A World View

Wednesday, July 27, 2011

By Peter Schwab
AFL Director of Coaching

At the recent 2011 NAB AFL Under 16 Championships at Blacktown in Sydney both the South Pacific and World XVIII teams secured their first ever victories against traditional states Tasmania and Northern Territory respectively.

For me, it was the clearest indication of the future of our game in my experience - the first time I have truly believed that we can consistently develop international talent for the highest level, even if it is still some time before we can entrench the game in countries other than our own.

In the midst of all this excitement I received the news of my former coach and legendary AFL figure Allan Jeans' passing. Everyone knows where they were when someone famous or someone they loved dies.

Many thoughts sprung to mind when I thought of Allan upon hearing the sad news. For starters,  when I called him "Allan" as a young player and he said, "Son, you can call me Yab."

I wondered what he would make of the South Pacific and World teams if he saw them in action, and what he would make of the AFL's push into the international market.

It was one of the very few things we didn't discuss about the modern game.

There are two things that immediately spring to mind.

Yab was always asking me, when the question of AFL expansion was raised: "I understand why they are doing it, but where's all the talent going to come from?"

And the second is his response to a question once asked of him about whether champion Hawthorn rover John Platten should get his hair cut.

In his usual dry wit he replied, "If it will make him play any better."

If I could speak to him again there's a lot I'd like to tell him, but in response to the talent question I'd tell him, "I've seen some part of the solution."

That's what happened this week in Sydney

The South Pacific boys, who hailed from Papua New Guinea, Nauru, Solomon Islands, Fiji, Samoa, New Zealand and Tonga, have shown just how fertile this region, which sits on our doorstep, can be for the AFL.

As athletes and footballers they are powerful, creative, competitive, skilful, athletic and exciting.

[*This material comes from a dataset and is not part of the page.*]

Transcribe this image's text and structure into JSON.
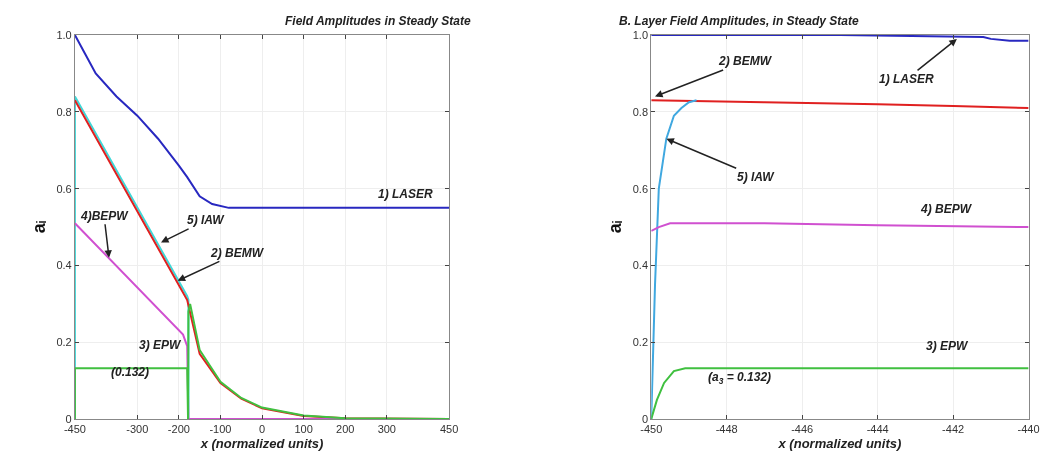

Just think about Nic Naitanui and then think how much more exciting the AFL would be with another 10 of him running around. With the right support it will happen.

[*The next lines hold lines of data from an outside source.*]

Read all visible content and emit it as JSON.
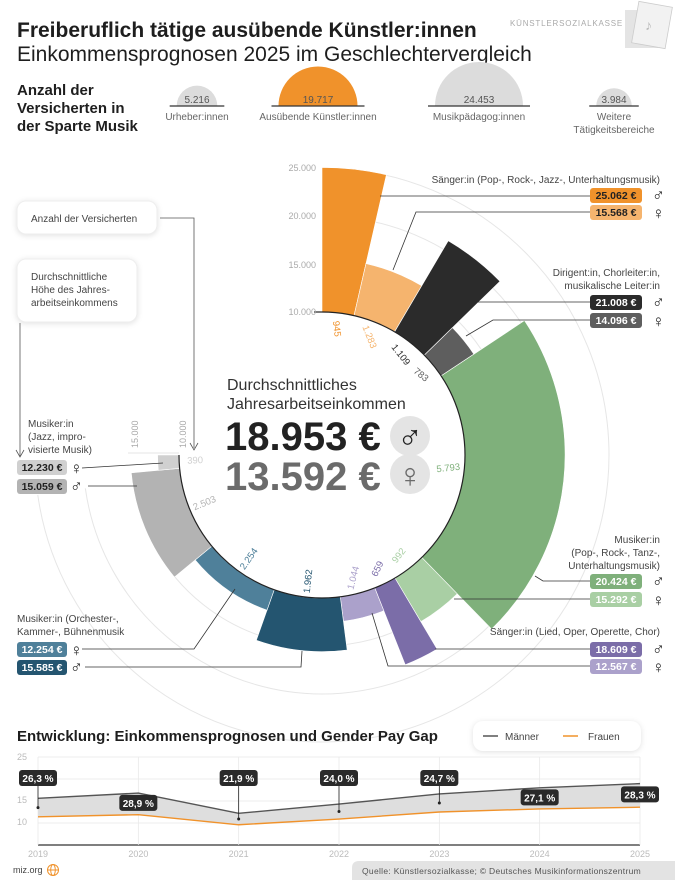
{
  "header": {
    "title": "Freiberuflich tätige ausübende Künstler:innen",
    "subtitle": "Einkommensprognosen 2025 im Geschlechtervergleich",
    "logo_text": "KÜNSTLERSOZIALKASSE"
  },
  "insured": {
    "heading_lines": [
      "Anzahl der",
      "Versicherten in",
      "der Sparte Musik"
    ],
    "groups": [
      {
        "label_lines": [
          "Urheber:innen"
        ],
        "value": "5.216",
        "count": 5216,
        "highlight": false
      },
      {
        "label_lines": [
          "Ausübende Künstler:innen"
        ],
        "value": "19.717",
        "count": 19717,
        "highlight": true
      },
      {
        "label_lines": [
          "Musikpädagog:innen"
        ],
        "value": "24.453",
        "count": 24453,
        "highlight": false
      },
      {
        "label_lines": [
          "Weitere",
          "Tätigkeitsbereiche"
        ],
        "value": "3.984",
        "count": 3984,
        "highlight": false
      }
    ],
    "highlight_color": "#F0922B",
    "base_color": "#DCDCDC"
  },
  "legend_boxes": {
    "count": "Anzahl der Versicherten",
    "income_lines": [
      "Durchschnittliche",
      "Höhe des Jahres-",
      "arbeitseinkommens"
    ]
  },
  "chart_data": [
    {
      "type": "radial-bar",
      "radial_axis_ticks": [
        "10.000",
        "15.000",
        "20.000",
        "25.000"
      ],
      "radial_axis_range": [
        10000,
        25000
      ],
      "angle_encodes": "Anzahl der Versicherten",
      "radius_encodes": "Durchschnittliche Höhe des Jahresarbeitseinkommens",
      "center_title_lines": [
        "Durchschnittliches",
        "Jahresarbeitseinkommen"
      ],
      "average_male": "18.953 €",
      "average_female": "13.592 €",
      "male_symbol": "♂",
      "female_symbol": "♀",
      "categories": [
        {
          "name_lines": [
            "Sänger:in (Pop-, Rock-, Jazz-, Unterhaltungsmusik)"
          ],
          "male": {
            "income": 25062,
            "income_label": "25.062 €",
            "count": 945,
            "count_label": "945",
            "color": "#F0922B"
          },
          "female": {
            "income": 15568,
            "income_label": "15.568 €",
            "count": 1283,
            "count_label": "1.283",
            "color": "#F5B46E"
          }
        },
        {
          "name_lines": [
            "Dirigent:in, Chorleiter:in,",
            "musikalische Leiter:in"
          ],
          "male": {
            "income": 21008,
            "income_label": "21.008 €",
            "count": 1109,
            "count_label": "1.109",
            "color": "#2B2B2B"
          },
          "female": {
            "income": 14096,
            "income_label": "14.096 €",
            "count": 783,
            "count_label": "783",
            "color": "#5E5E5E"
          }
        },
        {
          "name_lines": [
            "Musiker:in",
            "(Pop-, Rock-, Tanz-,",
            "Unterhaltungsmusik)"
          ],
          "male": {
            "income": 20424,
            "income_label": "20.424 €",
            "count": 5793,
            "count_label": "5.793",
            "color": "#7FB07B"
          },
          "female": {
            "income": 15292,
            "income_label": "15.292 €",
            "count": 992,
            "count_label": "992",
            "color": "#A9CFA4"
          }
        },
        {
          "name_lines": [
            "Sänger:in (Lied, Oper, Operette, Chor)"
          ],
          "male": {
            "income": 18609,
            "income_label": "18.609 €",
            "count": 659,
            "count_label": "659",
            "color": "#7B6DA8"
          },
          "female": {
            "income": 12567,
            "income_label": "12.567 €",
            "count": 1044,
            "count_label": "1.044",
            "color": "#ABA1CB"
          }
        },
        {
          "name_lines": [
            "Musiker:in (Orchester-,",
            "Kammer-, Bühnenmusik"
          ],
          "male": {
            "income": 15585,
            "income_label": "15.585 €",
            "count": 1962,
            "count_label": "1.962",
            "color": "#245570"
          },
          "female": {
            "income": 12254,
            "income_label": "12.254 €",
            "count": 2254,
            "count_label": "2.254",
            "color": "#4F809A"
          }
        },
        {
          "name_lines": [
            "Musiker:in",
            "(Jazz, impro-",
            "visierte Musik)"
          ],
          "male": {
            "income": 15059,
            "income_label": "15.059 €",
            "count": 2503,
            "count_label": "2.503",
            "color": "#B3B3B3"
          },
          "female": {
            "income": 12230,
            "income_label": "12.230 €",
            "count": 390,
            "count_label": "390",
            "color": "#D0D0D0"
          }
        }
      ]
    },
    {
      "type": "line",
      "title": "Entwicklung: Einkommensprognosen und Gender Pay Gap",
      "x": [
        "2019",
        "2020",
        "2021",
        "2022",
        "2023",
        "2024",
        "2025"
      ],
      "y_ticks": [
        "25",
        "15",
        "10"
      ],
      "ylim": [
        5,
        25
      ],
      "grid": true,
      "legend_position": "top-right",
      "series": [
        {
          "name": "Männer",
          "color": "#555555",
          "values": [
            15.6,
            16.8,
            12.2,
            14.3,
            16.6,
            18.0,
            18.95
          ]
        },
        {
          "name": "Frauen",
          "color": "#F0922B",
          "values": [
            11.4,
            11.9,
            9.6,
            10.9,
            12.5,
            13.2,
            13.59
          ]
        }
      ],
      "gap_labels": [
        "26,3 %",
        "28,9 %",
        "21,9 %",
        "24,0 %",
        "24,7 %",
        "27,1 %",
        "28,3 %"
      ]
    }
  ],
  "footer": {
    "site": "miz.org",
    "source": "Quelle: Künstlersozialkasse; © Deutsches Musikinformationszentrum",
    "accent": "#F0922B"
  }
}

And then there's the World team, who were so excited when they won that it was infectious.

It had me racing for the changing rooms just to hear what the victory song would be.

I had considered the Band Aid anthem, We are the World, or the pumping rock of Status Quo's, Rocking All Over the World. It was neither, but whatever they were singing it was heartfelt and passionate.

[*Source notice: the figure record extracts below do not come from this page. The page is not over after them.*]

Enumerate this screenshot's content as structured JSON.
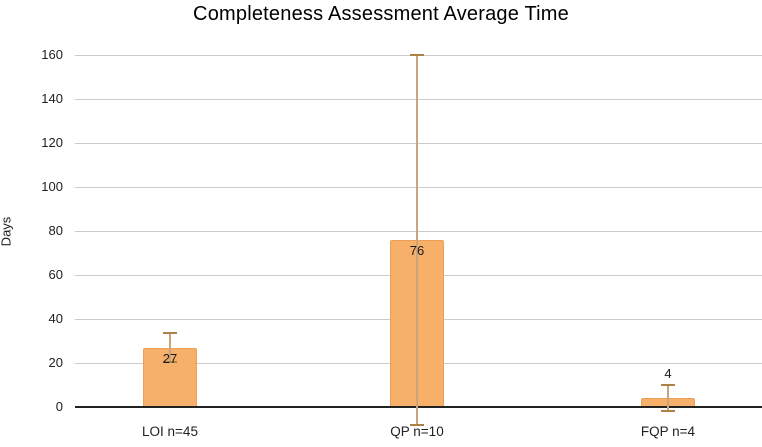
{
  "chart_data": {
    "type": "bar",
    "title": "Completeness Assessment Average Time",
    "ylabel": "Days",
    "xlabel": "",
    "categories": [
      "LOI n=45",
      "QP n=10",
      "FQP n=4"
    ],
    "values": [
      27,
      76,
      4
    ],
    "data_labels": [
      "27",
      "76",
      "4"
    ],
    "error_bars": [
      {
        "low": 20.5,
        "high": 33.5
      },
      {
        "low": -8,
        "high": 160
      },
      {
        "low": -2,
        "high": 10
      }
    ],
    "yticks": [
      0,
      20,
      40,
      60,
      80,
      100,
      120,
      140,
      160
    ],
    "ylim": [
      0,
      160
    ],
    "grid": true,
    "legend": "none",
    "colors": {
      "bar_fill": "#F6B06A",
      "bar_border": "#EDA055",
      "error_line": "#C9A57A",
      "error_cap": "#AD8048",
      "gridline": "#CCCCCC",
      "zero_axis": "#222222",
      "title_text": "#000000",
      "tick_text": "#222222",
      "label_text": "#1A1A1A"
    }
  }
}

Who says sport can't make a difference in cultural harmony?

The World team has many players from multicultural backgrounds, many of whom have resided in Australia for a few years and have embraced the game with gusto and skill, and others who had their passion for Australian football ignited in their home countries.

It doesn't matter how they discover the game, just as long as they do.

The World team is obviously different to the South Pacific, but no less exciting, powerful, competitive, quick and skilful.

Players came from Uganda, Canada, East Timor, Sri Lanka, Sierra Leone, Lebanon, South Africa, Sudan, Syria, New Zealand, the US, Scotland and Ireland.

Another part of the talent search solution is in Yab's subtle response to the question about Platten's hair.

And that is, it doesn't matter what you look like or where you come from. It's whether you can play the game.